一日に5本だけが通るローカル線の二両列車。
最終列車に乗った一人旅で、気付いたら乗客は皆降りてしまって一人ぼっち。
たぶんすれ違いのない単線、周りは人家のない山の中でしょうか。
この緊張感が伝わってきたと思ったら、いろいろな動物たちが乗り込んできました。
黄色がかった車内風景の中に、いろいろな動物たちが乗り込んできます。
旅行している男には、夢か幻かわからない不思議な世界が展開します。
ネズミが乗ってきて、イノシシが乗ってきて…、次々にいろいろな動物たちが乗ってきて、世間話が展開されます。

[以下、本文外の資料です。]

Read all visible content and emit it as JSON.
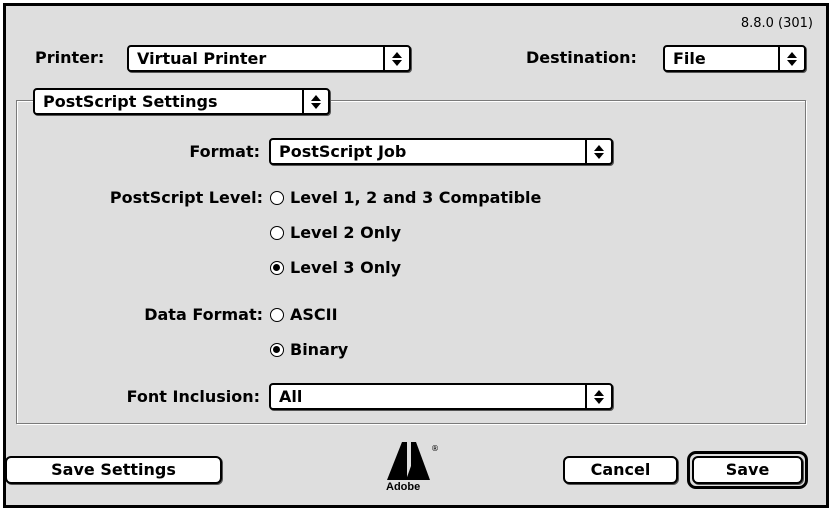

日頃人間に抱いている不信感やら、自分たちの境遇に対する愚痴やらが話されて、人間である自分には緊張感のあることばかり。
見つからないように、じっと息をひそめていると緊張感がどんどん大きくなってきます。
そして、動物たちが列車から降りる際にとうとう見つかってしまいました。
何もされずに済んだ安堵感と、車掌さんとの間の抜けた会話が絶妙です。
この絵本は、話の部分と絵が、開くたびに分けられています。
話部分は黒地に白抜き。
読み聞かせには向かないようですが、素晴らしい効果を上げています。
紙芝居のように展開してもよいのではと思いましたが、黒地の話部分に闇の感じがあってそれが良かったようにも思います。
登場する動物の中では、チャボとクジャクの夫婦にしみじみとしてしまいました。
虐げられたもの通しの助け合い。
こんな夫婦が昔の日本社会には不思議ではなかったと思いました。